Mas discordo de frente da colunista quando ela diz que “a escolha de Ronaldo desmascara o mito da democracia racial brasileira”.
Ah, as palavras. Mito, no seu sentido mais profundo, não quer dizer mentira, falácia, embromação. Para antropólogos como Lévi-Strauss, é a representação de uma realidade, conforme as percepções que dela têm os que a representam de uma forma ou de outra.
Não é uma distinção pedante. No caso, indica que Ronaldo Luís Nazário de Lima compartilha da representação da sociedade brasileira como uma democracia racial, apesar dos sofrimentos que a tal da “tamanha ignorância” inflige a “todos os negros”.
É simples assim: Ronaldo não nega que o racismo exista, mas nem por isso acha o Brasil racista.
Ah, mas é, segundo um dos entrevistados da coluna, o antropólogo da USP Kabengele Munanga, congolês de nascimento. Para ele, negros que se dizem brancos “incorporaram o conceito de superioridade branca”.
O conceito de ódio ou desprezo por si mesmo, em razão das origens étnicas, geográficas e religiosas, é velho conhecido dos estudiosos do comportamento humano. E, qualquer que seja a sua base real, é usada para desqualificar aqueles que pensam ou se enxergam diferentemente do que “deveriam”.

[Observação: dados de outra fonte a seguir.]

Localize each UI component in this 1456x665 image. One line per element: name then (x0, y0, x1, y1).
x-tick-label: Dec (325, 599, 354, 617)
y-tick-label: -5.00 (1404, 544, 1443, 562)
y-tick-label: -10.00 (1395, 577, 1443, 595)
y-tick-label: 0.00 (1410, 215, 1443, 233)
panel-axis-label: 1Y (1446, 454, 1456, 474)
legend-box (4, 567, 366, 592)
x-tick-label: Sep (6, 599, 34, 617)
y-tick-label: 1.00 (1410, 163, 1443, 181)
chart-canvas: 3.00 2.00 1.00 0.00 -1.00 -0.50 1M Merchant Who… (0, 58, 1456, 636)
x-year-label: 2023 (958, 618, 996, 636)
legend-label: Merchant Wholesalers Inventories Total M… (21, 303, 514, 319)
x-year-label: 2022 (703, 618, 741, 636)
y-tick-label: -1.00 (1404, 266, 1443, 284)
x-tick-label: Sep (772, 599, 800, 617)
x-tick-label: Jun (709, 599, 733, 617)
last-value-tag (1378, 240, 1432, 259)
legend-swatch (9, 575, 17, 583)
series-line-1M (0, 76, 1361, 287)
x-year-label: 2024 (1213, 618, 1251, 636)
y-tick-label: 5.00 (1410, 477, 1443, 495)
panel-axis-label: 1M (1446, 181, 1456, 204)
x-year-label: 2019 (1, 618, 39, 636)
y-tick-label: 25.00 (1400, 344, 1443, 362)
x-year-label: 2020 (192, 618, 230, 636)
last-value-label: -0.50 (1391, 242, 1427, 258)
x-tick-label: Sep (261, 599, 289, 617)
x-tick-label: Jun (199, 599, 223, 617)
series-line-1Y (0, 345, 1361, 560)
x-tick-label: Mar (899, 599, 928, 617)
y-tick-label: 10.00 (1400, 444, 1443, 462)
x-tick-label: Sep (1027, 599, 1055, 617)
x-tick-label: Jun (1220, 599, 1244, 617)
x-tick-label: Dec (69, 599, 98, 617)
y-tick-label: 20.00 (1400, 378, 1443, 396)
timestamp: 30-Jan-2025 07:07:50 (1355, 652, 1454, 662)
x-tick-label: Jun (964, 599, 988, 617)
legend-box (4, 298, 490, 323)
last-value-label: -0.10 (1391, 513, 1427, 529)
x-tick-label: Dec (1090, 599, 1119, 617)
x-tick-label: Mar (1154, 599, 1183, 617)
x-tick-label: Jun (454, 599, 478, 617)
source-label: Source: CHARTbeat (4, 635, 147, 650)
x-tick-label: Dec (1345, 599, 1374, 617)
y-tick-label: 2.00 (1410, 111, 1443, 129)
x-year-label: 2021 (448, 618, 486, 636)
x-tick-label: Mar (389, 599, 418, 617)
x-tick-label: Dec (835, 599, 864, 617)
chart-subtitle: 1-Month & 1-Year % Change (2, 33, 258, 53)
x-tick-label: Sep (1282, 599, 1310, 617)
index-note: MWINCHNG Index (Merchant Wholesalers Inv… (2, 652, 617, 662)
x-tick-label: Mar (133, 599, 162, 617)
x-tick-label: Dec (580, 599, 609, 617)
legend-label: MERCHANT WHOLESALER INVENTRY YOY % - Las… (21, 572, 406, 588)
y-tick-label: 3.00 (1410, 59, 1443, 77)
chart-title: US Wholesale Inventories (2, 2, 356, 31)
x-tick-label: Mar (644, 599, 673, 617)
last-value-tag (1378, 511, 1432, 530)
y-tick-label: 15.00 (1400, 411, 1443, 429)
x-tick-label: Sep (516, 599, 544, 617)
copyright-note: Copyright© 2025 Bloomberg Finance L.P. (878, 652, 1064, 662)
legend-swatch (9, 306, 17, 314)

Para um judeu de direita, o fato de outro judeu acusar Israel daquilo de que os seus governos vem sendo acusados em relação ao problema da Palestina, principalmente desde a ascensão de Sharon, só tem uma explicação: ele é um judeu que se odeia (self-hating Jew, acusam os sharonistas americanos).
A propósito, existem brasileiros anti-semitas. Mas não existe anti-semitismo no Brasil.
Pois bem. Outro entrevistado, o escritor e sambista Nei Lopes, que incluiu o verbete Ronaldo na sua “Enciclopédia Brasileira da Diáspora Africana”, se diz surpreso com o fato de o Fenômeno, “apesar de estar em contato com a família, não se espelhar no pai negro”.
Supreendente é a idéia de que, numa sociedade livre, a auto-identificação deva continuar obedecendo aos arcaicos padrões patriarcais.
Sobra a impressão de que, não obstante o reconhecimento do direito de cada qual se declarar preto, pardo, branco ou o que queira, acusa-se Ronaldo de trair os seus — e presumivelmente a causa da ascensão social dos negros brasileiros — ao escolher a identidade errada, a cor errada.
Às vezes separar o racismo do racismo às avessas parece mais difícil do que partir ao meio um fio de cabelo.